10) Praxis-Checkliste zur Risikominimierung
- Pflichtenkarte (wer macht was, bis wann, wie kontrolliert?).
- Vier-Augen-Prinzip für melde-/erklärungspflichtige Vorgänge.
- Dokumentation von Sachverhalt, Rechtsauffassung, Rückfragen (Finanzamt/Steuerberater).
- Schulungen & Prozesse für Mitarbeitende mit Steuerbezug.
- Kontrollroutine (Stichproben, Plausibilitäten, Fristenmonitoring).
- Bei Entdeckung von Fehlern: § 153 AO (Berichtigungspflicht) prüfen, Selbstanzeige-Option nach § 378 Abs. 3 AO samt Nachentrichtung bewerten.
FAQ zu § 378 AO (Leichtfertige Steuerverkürzung)
Was ist der Unterschied zwischen § 378 AO und § 370 AO?
§ 370 AO verlangt Vorsatz (Straftat). § 378 AO erfasst grobe Fahrlässigkeit/Leichtfertigkeit (Ordnungswidrigkeit) mit Bußgeld bis 50.000 €.
Wer kann nach § 378 AO belangt werden?
Steuerpflichtige (inkl. Vertreter nach § 34 AO) und Personen, die fremde Steuerangelegenheiten wahrnehmen, sofern sie selbst gegenüber dem Finanzamt handeln bzw. ihnen Angaben zurechenbar sind.
Was genau bedeutet „leichtfertig“?
Ein besonders hoher Grad an Fahrlässigkeit: Wer naheliegende Pflichten ignoriert, sich nicht erkundigt, Zweifel übersieht oder Kontrollen unterlässt, handelt leichtfertig – abhängig von Kenntnissen und Rolle.
Reicht es, einen Steuerberater zu beauftragen?

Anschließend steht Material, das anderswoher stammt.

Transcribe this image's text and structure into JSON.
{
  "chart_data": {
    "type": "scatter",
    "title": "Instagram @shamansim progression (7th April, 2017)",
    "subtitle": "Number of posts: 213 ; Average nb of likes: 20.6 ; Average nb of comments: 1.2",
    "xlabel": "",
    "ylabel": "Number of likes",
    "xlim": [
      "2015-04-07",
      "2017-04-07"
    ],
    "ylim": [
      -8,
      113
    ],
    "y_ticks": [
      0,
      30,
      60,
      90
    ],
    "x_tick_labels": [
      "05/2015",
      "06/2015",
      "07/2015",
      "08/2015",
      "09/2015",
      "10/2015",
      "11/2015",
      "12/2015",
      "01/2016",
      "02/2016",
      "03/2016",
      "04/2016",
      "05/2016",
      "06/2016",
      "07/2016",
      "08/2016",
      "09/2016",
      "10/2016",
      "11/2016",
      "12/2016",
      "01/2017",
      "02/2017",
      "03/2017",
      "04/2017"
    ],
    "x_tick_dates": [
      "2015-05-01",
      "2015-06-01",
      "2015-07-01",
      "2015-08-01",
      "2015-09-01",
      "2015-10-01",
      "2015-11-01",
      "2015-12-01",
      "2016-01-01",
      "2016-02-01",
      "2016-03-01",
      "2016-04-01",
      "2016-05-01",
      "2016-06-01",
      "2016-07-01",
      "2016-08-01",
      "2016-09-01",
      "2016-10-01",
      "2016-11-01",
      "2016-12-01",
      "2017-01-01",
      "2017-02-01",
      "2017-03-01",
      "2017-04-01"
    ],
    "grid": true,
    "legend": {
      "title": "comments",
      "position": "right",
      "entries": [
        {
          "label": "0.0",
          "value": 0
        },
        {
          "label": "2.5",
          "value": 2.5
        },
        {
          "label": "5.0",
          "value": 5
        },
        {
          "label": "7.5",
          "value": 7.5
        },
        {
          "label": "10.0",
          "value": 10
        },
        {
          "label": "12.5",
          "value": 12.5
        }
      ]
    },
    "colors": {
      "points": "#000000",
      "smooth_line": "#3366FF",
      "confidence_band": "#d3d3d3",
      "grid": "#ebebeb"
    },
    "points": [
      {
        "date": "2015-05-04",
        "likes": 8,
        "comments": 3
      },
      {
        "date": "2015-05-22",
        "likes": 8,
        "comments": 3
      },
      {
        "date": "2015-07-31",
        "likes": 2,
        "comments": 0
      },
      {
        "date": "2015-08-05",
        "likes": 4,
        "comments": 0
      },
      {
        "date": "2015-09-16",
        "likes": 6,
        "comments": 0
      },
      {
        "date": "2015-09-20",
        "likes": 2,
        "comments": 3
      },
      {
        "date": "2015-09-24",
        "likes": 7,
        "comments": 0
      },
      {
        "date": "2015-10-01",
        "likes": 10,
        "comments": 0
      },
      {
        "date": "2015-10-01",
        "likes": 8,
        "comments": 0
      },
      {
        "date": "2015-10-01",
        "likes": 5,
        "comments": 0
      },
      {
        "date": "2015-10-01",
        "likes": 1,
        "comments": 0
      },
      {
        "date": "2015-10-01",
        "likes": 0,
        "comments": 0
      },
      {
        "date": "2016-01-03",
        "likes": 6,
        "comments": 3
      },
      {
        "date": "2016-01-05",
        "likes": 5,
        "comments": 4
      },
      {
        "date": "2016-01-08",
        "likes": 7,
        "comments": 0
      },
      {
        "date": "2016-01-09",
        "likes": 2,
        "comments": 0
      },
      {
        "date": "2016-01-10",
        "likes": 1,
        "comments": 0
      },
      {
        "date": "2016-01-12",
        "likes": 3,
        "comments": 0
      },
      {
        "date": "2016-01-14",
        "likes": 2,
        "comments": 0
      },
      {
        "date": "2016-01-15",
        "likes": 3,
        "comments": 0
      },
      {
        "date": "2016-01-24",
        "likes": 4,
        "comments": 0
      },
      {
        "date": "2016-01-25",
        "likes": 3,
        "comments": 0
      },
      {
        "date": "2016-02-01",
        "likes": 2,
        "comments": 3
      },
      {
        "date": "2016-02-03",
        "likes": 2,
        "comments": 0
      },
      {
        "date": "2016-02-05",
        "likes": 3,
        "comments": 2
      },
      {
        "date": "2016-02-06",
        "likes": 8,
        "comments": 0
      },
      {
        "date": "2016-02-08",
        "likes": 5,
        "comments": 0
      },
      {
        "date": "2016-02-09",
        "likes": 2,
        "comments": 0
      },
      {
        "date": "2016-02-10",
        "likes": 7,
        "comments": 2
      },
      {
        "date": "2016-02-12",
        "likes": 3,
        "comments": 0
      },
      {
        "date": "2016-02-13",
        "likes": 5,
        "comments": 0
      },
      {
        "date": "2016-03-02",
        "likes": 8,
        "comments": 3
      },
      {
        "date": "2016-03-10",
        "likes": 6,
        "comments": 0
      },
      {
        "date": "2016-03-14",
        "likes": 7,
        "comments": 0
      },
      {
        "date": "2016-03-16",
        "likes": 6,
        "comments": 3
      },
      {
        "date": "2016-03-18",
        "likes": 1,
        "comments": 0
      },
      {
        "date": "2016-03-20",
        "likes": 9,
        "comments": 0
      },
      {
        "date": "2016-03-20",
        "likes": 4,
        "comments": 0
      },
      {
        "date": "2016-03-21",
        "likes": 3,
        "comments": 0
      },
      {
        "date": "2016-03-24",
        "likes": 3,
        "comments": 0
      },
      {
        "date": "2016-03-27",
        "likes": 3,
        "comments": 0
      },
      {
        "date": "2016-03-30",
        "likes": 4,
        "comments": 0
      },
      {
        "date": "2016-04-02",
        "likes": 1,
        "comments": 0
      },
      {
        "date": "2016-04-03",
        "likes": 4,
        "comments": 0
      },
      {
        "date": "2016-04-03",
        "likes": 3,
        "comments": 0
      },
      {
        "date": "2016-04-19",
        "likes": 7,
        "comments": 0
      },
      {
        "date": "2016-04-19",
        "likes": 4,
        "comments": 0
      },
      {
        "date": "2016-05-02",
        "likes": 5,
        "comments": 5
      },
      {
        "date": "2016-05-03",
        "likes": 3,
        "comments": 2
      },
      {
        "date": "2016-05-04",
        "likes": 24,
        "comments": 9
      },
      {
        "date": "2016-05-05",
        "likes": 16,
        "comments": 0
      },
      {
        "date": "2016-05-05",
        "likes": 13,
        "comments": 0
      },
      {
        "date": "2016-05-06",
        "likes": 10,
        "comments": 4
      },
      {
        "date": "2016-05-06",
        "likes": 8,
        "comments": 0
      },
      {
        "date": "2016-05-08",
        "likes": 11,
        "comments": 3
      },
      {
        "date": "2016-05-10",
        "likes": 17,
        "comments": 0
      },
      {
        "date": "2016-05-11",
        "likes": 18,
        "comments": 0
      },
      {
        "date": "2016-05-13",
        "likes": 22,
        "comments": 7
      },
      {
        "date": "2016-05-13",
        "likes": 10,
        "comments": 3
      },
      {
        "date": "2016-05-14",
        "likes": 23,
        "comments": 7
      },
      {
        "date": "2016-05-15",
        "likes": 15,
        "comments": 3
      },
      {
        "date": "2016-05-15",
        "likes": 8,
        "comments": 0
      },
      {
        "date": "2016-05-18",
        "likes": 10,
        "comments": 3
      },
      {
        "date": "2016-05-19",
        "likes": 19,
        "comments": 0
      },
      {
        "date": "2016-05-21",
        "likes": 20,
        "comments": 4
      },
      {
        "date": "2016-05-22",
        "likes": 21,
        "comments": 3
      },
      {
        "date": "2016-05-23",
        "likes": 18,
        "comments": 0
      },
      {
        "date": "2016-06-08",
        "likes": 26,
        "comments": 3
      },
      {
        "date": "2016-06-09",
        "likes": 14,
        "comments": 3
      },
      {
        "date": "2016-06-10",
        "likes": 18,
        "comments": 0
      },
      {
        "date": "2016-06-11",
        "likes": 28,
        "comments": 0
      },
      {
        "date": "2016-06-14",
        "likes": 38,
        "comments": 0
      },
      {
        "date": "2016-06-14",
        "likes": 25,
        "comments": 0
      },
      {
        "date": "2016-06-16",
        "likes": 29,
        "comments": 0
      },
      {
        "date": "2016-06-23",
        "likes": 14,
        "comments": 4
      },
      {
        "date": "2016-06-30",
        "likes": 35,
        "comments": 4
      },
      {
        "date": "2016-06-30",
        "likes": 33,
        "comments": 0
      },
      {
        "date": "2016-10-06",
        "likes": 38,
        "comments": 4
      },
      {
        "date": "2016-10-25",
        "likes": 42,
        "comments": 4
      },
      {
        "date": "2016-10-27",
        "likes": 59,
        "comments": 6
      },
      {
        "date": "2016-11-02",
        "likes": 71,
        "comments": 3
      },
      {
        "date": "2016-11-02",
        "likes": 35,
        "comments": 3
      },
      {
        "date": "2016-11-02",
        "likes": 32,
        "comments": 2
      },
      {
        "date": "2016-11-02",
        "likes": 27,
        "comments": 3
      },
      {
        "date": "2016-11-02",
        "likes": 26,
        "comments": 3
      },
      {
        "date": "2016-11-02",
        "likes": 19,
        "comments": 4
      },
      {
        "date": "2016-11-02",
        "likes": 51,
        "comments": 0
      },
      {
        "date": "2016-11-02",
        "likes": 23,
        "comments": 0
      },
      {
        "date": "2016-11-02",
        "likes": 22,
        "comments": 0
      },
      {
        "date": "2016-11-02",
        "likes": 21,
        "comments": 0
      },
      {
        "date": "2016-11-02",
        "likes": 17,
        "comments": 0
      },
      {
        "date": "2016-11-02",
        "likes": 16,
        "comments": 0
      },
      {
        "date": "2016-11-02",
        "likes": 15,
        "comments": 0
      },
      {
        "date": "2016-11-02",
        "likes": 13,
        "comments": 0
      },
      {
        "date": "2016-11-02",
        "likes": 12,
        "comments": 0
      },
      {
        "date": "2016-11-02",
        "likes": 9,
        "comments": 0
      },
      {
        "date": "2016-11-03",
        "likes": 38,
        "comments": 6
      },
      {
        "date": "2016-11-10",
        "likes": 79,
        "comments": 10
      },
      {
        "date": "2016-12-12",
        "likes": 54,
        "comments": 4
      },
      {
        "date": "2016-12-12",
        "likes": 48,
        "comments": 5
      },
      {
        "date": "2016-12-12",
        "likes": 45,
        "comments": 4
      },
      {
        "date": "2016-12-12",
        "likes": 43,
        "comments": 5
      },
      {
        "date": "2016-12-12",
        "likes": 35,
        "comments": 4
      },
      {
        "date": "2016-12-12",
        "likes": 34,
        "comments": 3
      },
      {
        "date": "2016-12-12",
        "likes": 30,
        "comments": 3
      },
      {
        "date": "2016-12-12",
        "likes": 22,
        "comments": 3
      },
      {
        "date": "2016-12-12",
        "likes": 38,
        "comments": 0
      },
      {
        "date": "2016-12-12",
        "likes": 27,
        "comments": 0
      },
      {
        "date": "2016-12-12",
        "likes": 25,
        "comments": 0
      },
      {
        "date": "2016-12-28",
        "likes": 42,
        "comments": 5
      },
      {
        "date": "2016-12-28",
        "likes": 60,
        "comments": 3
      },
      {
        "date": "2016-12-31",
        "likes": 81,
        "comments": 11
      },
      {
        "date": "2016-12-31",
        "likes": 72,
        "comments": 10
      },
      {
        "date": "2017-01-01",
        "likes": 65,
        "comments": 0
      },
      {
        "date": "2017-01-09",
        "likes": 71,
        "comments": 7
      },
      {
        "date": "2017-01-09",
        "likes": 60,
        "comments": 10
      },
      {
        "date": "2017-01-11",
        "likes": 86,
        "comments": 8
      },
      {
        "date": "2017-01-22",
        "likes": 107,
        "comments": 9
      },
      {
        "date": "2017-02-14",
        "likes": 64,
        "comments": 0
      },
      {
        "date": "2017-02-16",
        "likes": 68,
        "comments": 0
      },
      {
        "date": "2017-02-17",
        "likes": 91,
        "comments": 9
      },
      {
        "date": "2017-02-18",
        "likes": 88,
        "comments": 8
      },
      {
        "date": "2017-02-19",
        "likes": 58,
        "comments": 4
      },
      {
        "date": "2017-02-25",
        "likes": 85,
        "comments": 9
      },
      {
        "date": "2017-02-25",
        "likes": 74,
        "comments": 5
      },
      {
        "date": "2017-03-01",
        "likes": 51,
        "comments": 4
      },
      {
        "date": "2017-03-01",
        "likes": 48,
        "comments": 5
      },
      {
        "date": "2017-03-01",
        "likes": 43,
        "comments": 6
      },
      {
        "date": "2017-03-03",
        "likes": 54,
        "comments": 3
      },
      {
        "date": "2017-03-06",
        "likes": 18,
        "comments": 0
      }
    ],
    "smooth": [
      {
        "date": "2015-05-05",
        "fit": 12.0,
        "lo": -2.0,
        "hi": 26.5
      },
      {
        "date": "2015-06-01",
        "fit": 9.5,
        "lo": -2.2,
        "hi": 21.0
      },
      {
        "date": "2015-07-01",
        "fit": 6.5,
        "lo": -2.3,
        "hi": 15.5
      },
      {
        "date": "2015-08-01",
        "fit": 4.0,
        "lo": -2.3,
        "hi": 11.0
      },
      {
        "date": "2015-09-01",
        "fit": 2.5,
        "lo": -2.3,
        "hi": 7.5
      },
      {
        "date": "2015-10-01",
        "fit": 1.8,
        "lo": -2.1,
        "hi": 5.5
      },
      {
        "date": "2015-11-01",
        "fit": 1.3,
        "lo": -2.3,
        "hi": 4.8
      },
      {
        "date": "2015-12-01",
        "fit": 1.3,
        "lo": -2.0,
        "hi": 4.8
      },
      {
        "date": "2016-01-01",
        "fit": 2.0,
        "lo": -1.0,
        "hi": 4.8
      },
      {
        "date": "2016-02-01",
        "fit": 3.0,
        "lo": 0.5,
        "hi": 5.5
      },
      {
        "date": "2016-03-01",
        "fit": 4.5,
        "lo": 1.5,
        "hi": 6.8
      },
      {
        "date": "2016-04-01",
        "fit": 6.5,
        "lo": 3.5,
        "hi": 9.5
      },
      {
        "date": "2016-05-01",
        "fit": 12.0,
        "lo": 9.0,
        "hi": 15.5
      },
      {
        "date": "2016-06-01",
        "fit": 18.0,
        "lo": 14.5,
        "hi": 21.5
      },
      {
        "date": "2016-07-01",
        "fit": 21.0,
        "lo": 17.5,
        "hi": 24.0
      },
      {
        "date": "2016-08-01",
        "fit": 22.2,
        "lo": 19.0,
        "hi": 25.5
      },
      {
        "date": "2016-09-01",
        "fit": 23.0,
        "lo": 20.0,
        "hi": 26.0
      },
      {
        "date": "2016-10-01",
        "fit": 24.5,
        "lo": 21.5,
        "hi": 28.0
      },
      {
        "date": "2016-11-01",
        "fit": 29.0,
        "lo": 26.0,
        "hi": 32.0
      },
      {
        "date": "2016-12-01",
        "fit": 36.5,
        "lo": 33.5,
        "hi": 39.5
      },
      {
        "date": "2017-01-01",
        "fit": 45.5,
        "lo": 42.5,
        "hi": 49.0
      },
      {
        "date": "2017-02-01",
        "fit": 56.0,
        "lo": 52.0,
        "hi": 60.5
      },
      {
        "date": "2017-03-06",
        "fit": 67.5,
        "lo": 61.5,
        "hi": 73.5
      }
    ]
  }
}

Nein. Auswahl-, Organisations- und Überwachungspflichten bleiben beim Verantwortlichen. „Blindes Unterschreiben“ ist riskant.
Welche Sanktionen drohen?
Bußgeld bis 50.000 €; bei Vorteil kann über § 17 Abs. 4 OWiG mehr abgeschöpft werden. Zudem Nachzahlung der verkürzten Steuer.
Gibt es eine „Selbstanzeige light“?
Ja. § 378 Abs. 3 AO ermöglicht Bußgeldfreiheit, wenn rechtzeitig und substanziell berichtigt und – bei bereits eingetretener Verkürzung – fristgerecht nachentrichtet wird (Teilverweis auf § 371 AO).
Ist Tatentdeckung ein Hindernis?
Nicht automatisch. Anders als bei § 371 AO ist Tatentdeckung kein genereller Ausschlussgrund in § 378 Abs. 3 AO – aber: Es muss eigene Berichtigung erfolgen; bloßes Abnicken des Prüfungsergebnisses reicht nicht.
Wie lange verjährt die Ordnungswidrigkeit?
In der Regel 5 Jahre (§ 384 AO).
Was, wenn mehrere Jahre betroffen sind?
Je nach Gestaltung sind Tateinheit, Tatmehrheit oder ausnahmsweise eine Dauer-OWi möglich – entscheidend ist die einheitliche Fehlerquelle.
Ich war überlastet/unerfahren – entlastet mich das?
In der Regel nein. Unwissenheit, Überlastung oder ungeschulte Delegation entschuldigen Leichtfertigkeit nicht. Bei professionellen Beratern gelten strenge Maßstäbe.